The Chinese Communist Party thought it would barge straight into the European Union and set up its universities to psychologically colonise Europeans. It was all set to fund a multi-billion-dollar university in the heart of Budapest – the capital of Hungary. All was going on perfectly like a utopian dream sequence. What the CCP did not pre-empt, however, was the fact that unlike in China, people of Europe still continue to exercise free speech and expression rights. Additionally, Hungary is a democracy. That is where China’s rosy calculations turned sour, and now, it cannot help but be outraged.
Four central roads in Budapest are being renamed, in protest of the upcoming Fudan university campus in the capital’s industrial zone. Budapest was to host Europe’s first Fudan university campus. Now, however, that deal going forward seems highly unlikely. Fudan University is a major public research university in China’s Shanghai. It is widely considered one of the most prestigious and selective universities in China. It was the first university to be independently established by the people of China in 1905.
The university has now turned into a communist indoctrination centre, and the CCP exercises full control over it. Any new campuses of the said university being opened outside China too would be under the control of the CCP. To make sure of the same, out of the $1.5 billion which the setting up of the university is to cost in Budapest, China is paying $1.3 billion. A Chinese company will construct the campus, using Chinese materials.
For any sane individual, that is reason enough to make sure such a CCP outpost is not opened in the capital of their country. And the people of Hungary have no sanity lost. So, in a move that has shocked the CCP and put the pro-China Hungarian government in an uncomfortable position, Budapest’s mayor has named four roads in the city to pay tribute to opponents of China’s authoritarian regime.
Four street signs at the site now bear the names Free Hong Kong Road, Uyghur Martyrs’ Road, Dalai Lama Road, and Bishop XieShiguang Road, the last referring to a persecuted Chinese Catholic priest. Budapest’s liberal mayor – Gergely Karacsony, while addressing a press conference with district mayor Krisztina Baranyi said, “The signs bear the names of the persons and people who have been persecuted by the Chinese Communist Party…This is… a stand for solidarity and freedom, which Hungary has been committed to for 30 years.”
The Budapest mayor, who is a frontrunner to oust the current Hungarian prime minister Viktor Orbán in elections early next year added how “China and Hungary are worlds apart when it comes to human rights and solidarity.”
The growing opposition to the Chinese university in Budapest has put the Viktor Orbán government on the defensive. In fact, a recent poll has even shown how there is widespread opposition to the setting up of a new campus in Budapest.

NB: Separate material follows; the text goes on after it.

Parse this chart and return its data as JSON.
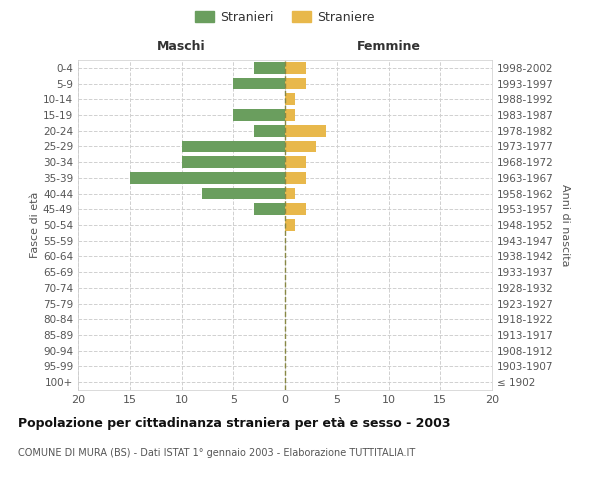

Cabinet Minister Gergely Gulyas, while saying that “no substantive decision could’ve been taken yet”, added the project is “on the drawing board currently.”
China is infuriated with the developments in Hungary. It has been embarrassed and publicly humiliated, quite literally on the streets of Budapest. Chinese Foreign Ministry spokesman Wang Wenbin said on Thursday, “Certain individuals, politicians from Hungary, want to grandstand on China-related issues and hamper bilateral relations.” He added, “Such acts are just despicable.”

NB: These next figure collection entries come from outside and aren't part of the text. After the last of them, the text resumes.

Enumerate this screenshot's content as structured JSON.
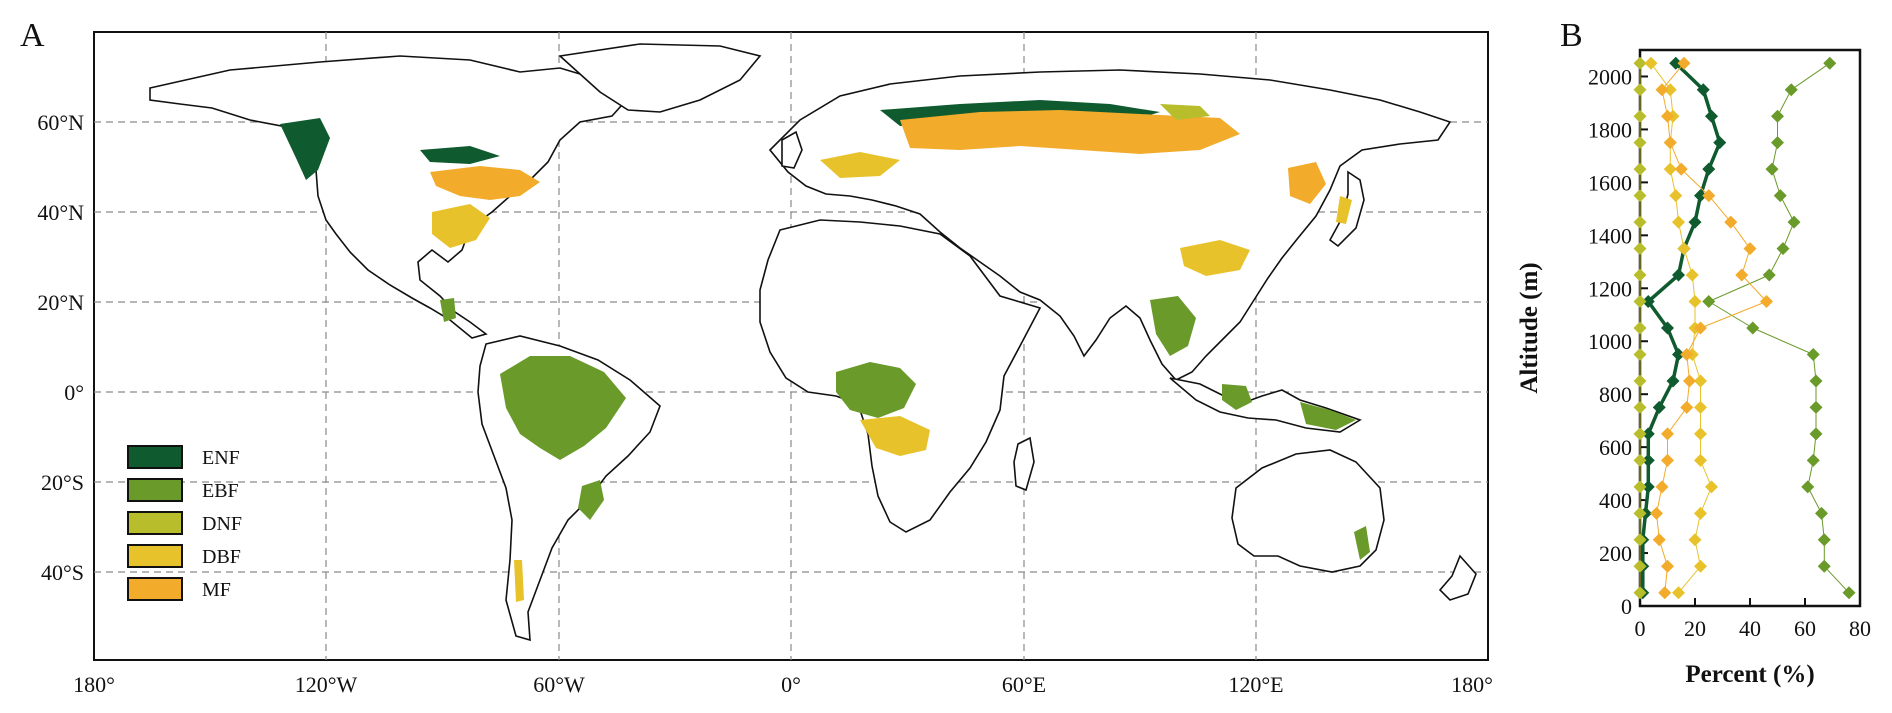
{
  "panels": {
    "a": {
      "label": "A"
    },
    "b": {
      "label": "B"
    }
  },
  "map": {
    "lon_ticks": [
      "180°",
      "120°W",
      "60°W",
      "0°",
      "60°E",
      "120°E",
      "180°"
    ],
    "lat_ticks": [
      "60°N",
      "40°N",
      "20°N",
      "0°",
      "20°S",
      "40°S"
    ],
    "legend": [
      {
        "name": "ENF",
        "color": "#0f5a2e"
      },
      {
        "name": "EBF",
        "color": "#6a9a2a"
      },
      {
        "name": "DNF",
        "color": "#b8bd2c"
      },
      {
        "name": "DBF",
        "color": "#e8c22a"
      },
      {
        "name": "MF",
        "color": "#f2ab2b"
      }
    ]
  },
  "chart_data": {
    "type": "line",
    "xlabel": "Percent (%)",
    "ylabel": "Altitude (m)",
    "xlim": [
      0,
      80
    ],
    "ylim": [
      0,
      2100
    ],
    "x_ticks": [
      0,
      20,
      40,
      60,
      80
    ],
    "y_ticks": [
      0,
      200,
      400,
      600,
      800,
      1000,
      1200,
      1400,
      1600,
      1800,
      2000
    ],
    "altitude": [
      50,
      150,
      250,
      350,
      450,
      550,
      650,
      750,
      850,
      950,
      1050,
      1150,
      1250,
      1350,
      1450,
      1550,
      1650,
      1750,
      1850,
      1950,
      2050
    ],
    "series": [
      {
        "name": "ENF",
        "color": "#0f5a2e",
        "bold": true,
        "values": [
          1,
          1,
          1,
          2,
          3,
          3,
          3,
          7,
          12,
          14,
          10,
          3,
          14,
          16,
          20,
          22,
          25,
          29,
          26,
          23,
          13
        ]
      },
      {
        "name": "EBF",
        "color": "#6a9a2a",
        "bold": false,
        "values": [
          76,
          67,
          67,
          66,
          61,
          63,
          64,
          64,
          64,
          63,
          41,
          25,
          47,
          52,
          56,
          51,
          48,
          50,
          50,
          55,
          69
        ]
      },
      {
        "name": "DNF",
        "color": "#b8bd2c",
        "bold": false,
        "values": [
          0,
          0,
          0,
          0,
          0,
          0,
          0,
          0,
          0,
          0,
          0,
          0,
          0,
          0,
          0,
          0,
          0,
          0,
          0,
          0,
          0
        ]
      },
      {
        "name": "DBF",
        "color": "#e8c22a",
        "bold": false,
        "values": [
          14,
          22,
          20,
          22,
          26,
          22,
          22,
          22,
          22,
          19,
          20,
          20,
          19,
          16,
          14,
          13,
          11,
          11,
          12,
          11,
          4
        ]
      },
      {
        "name": "MF",
        "color": "#f2ab2b",
        "bold": false,
        "values": [
          9,
          10,
          7,
          6,
          8,
          10,
          10,
          17,
          18,
          17,
          22,
          46,
          37,
          40,
          33,
          25,
          15,
          11,
          10,
          8,
          16
        ]
      }
    ]
  }
}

Hungary is currently led by a conservative government, which for reasons best known to it, is warming up to China. In fact, Hungary was the sole nation to block a European Union statement in early May accusing Beijing of trampling on Hong Kong’s freedoms. In April, it had blocked an EU statement condemning China’s imposition of a draconian national security law on the erstwhile free city.
Hungary’s public seems to have had just about enough. Leading the mantle of democracy, freedom and liberty, Budapest city mayor Gergely Karacsony looks all set to oust the pro-China government from power early next year. China’s dreams of academic colonisation of Europe seem to have been caught up in an unexpected mess.